Firstly, it says that while the University “greatly values civility,” that is no basis for restricting expression. Speech that makes anyone feel uncomfortable or upset is not for that reason impermissible.

This does not extend to speech that “violates the law.” For the reasons given by @NYU2013 I don’t believe these shouts violate the law. They certainly amount to hate speech, but hate speech is protected by the case law under the First Amendment. Under that heading the Chicago Principles do bring the First Amendment into play.

What about speech “that constitues a genuine threat or harassment” - another prohibited category? I would not see these hateful chants, even in the faces of Jewish students, as a “genuine threat.” It would be come that if the raised fists you hypothesize were fists that were seriously about to be deployed in striking these students (as opposed to being merely performative fists raised to emphasize the chants). However, it seems to me to be quite clearly “harassment,” which is forbidden. This conduct would not be saved as permitted speech under the Chicago Principles as I understand them, whatever the First Amendment would have to say on the matter.

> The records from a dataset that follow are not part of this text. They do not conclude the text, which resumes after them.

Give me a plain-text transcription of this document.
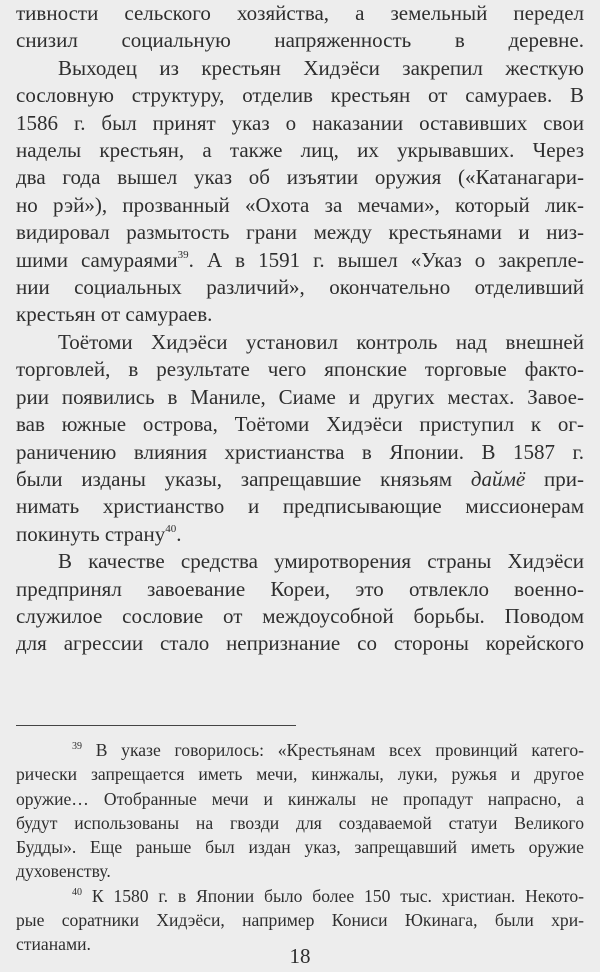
тивности сельского хозяйства, а земельный передел
снизил социальную напряженность в деревне.
Выходец из крестьян Хидэёси закрепил жесткую
сословную структуру, отделив крестьян от самураев. В
1586 г. был принят указ о наказании оставивших свои
наделы крестьян, а также лиц, их укрывавших. Через
два года вышел указ об изъятии оружия («Катанагари-
но рэй»), прозванный «Охота за мечами», который лик-
видировал размытость грани между крестьянами и низ-
шими самураями$^{39}$. А в 1591 г. вышел «Указ о закрепле-
нии социальных различий», окончательно отделивший
крестьян от самураев.
Тоётоми Хидэёси установил контроль над внешней
торговлей, в результате чего японские торговые факто-
рии появились в Маниле, Сиаме и других местах. Завое-
вав южные острова, Тоётоми Хидэёси приступил к ог-
раничению влияния христианства в Японии. В 1587 г.
были изданы указы, запрещавшие князьям даймё при-
нимать христианство и предписывающие миссионерам
покинуть страну$^{40}$.
В качестве средства умиротворения страны Хидэёси
предпринял завоевание Кореи, это отвлекло военно-
служилое сословие от междоусобной борьбы. Поводом
для агрессии стало непризнание со стороны корейского
$^{39}$ В указе говорилось: «Крестьянам всех провинций катего-
рически запрещается иметь мечи, кинжалы, луки, ружья и другое
оружие… Отобранные мечи и кинжалы не пропадут напрасно, а
будут использованы на гвозди для создаваемой статуи Великого
Будды». Еще раньше был издан указ, запрещавший иметь оружие
духовенству.
$^{40}$ К 1580 г. в Японии было более 150 тыс. христиан. Некото-
рые соратники Хидэёси, например Кониси Юкинага, были хри-
стианами.	18
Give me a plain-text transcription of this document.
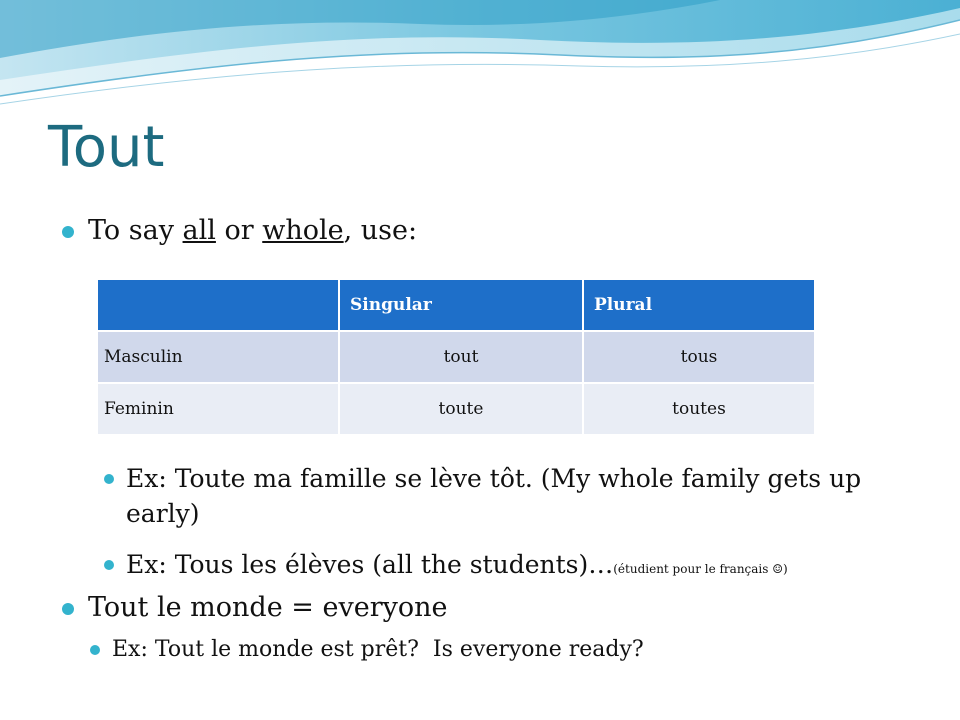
Tout
To say all or whole, use:
	Singular	Plural
Masculin	tout	tous
Feminin	toute	toutes
Ex: Toute ma famille se lève tôt. (My whole family gets up early)
Ex: Tous les élèves (all the students)…(étudient pour le français ☺)
Tout le monde = everyone
Ex: Tout le monde est prêt?  Is everyone ready?
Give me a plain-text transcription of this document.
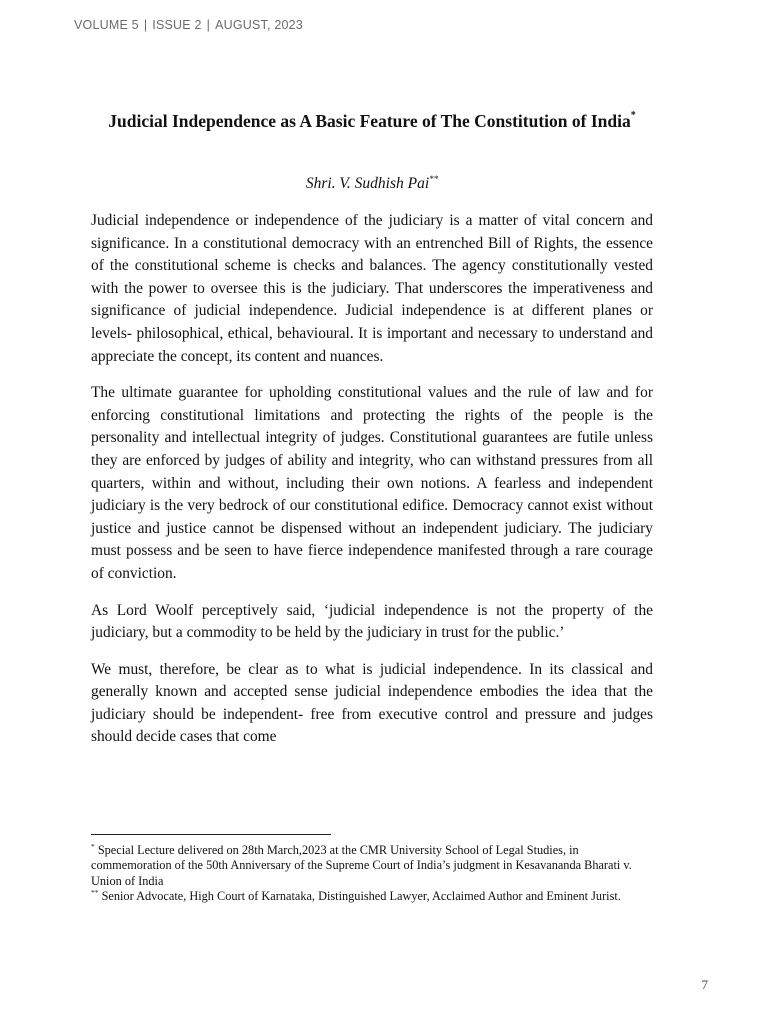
VOLUME 5 | ISSUE 2 | AUGUST, 2023
Judicial Independence as A Basic Feature of The Constitution of India*
Shri. V. Sudhish Pai**

Judicial independence or independence of the judiciary is a matter of vital concern and significance. In a constitutional democracy with an entrenched Bill of Rights, the essence of the constitutional scheme is checks and balances. The agency constitutionally vested with the power to oversee this is the judiciary. That underscores the imperativeness and significance of judicial independence. Judicial independence is at different planes or levels- philosophical, ethical, behavioural. It is important and necessary to understand and appreciate the concept, its content and nuances.

The ultimate guarantee for upholding constitutional values and the rule of law and for enforcing constitutional limitations and protecting the rights of the people is the personality and intellectual integrity of judges. Constitutional guarantees are futile unless they are enforced by judges of ability and integrity, who can withstand pressures from all quarters, within and without, including their own notions. A fearless and independent judiciary is the very bedrock of our constitutional edifice. Democracy cannot exist without justice and justice cannot be dispensed without an independent judiciary. The judiciary must possess and be seen to have fierce independence manifested through a rare courage of conviction.

As Lord Woolf perceptively said, ‘judicial independence is not the property of the judiciary, but a commodity to be held by the judiciary in trust for the public.’

We must, therefore, be clear as to what is judicial independence. In its classical and generally known and accepted sense judicial independence embodies the idea that the judiciary should be independent- free from executive control and pressure and judges should decide cases that come

* Special Lecture delivered on 28th March,2023 at the CMR University School of Legal Studies, in commemoration of the 50th Anniversary of the Supreme Court of India’s judgment in Kesavananda Bharati v. Union of India

** Senior Advocate, High Court of Karnataka, Distinguished Lawyer, Acclaimed Author and Eminent Jurist.

7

But, while I see harassment as the primary culprit here, the blocking of entry to class would be another grounds for shutting down these actions. This would be “incompatible with the functioning of the University,” another basis for restricting speech. Despite its commitment to free expression the University retains the right to “reasonably regulate the time, place and manner of expression to ensure that it does not disrupt the ordinary activities of the University.” These were the grounds on which the University, after enduring several weeks of the encampment last spring, finally removed it. Some charged that this was hypocrisy on its part. No, its actions had nothing to do with the content of the protestors’ speech but everything to do with the particular manifestation of that speech (its “context,” if you must) having become incompatible with “the ordinary activities of the University.” The First Amendment has nothing to say about that aspect of the matter. The Chicago Principles do.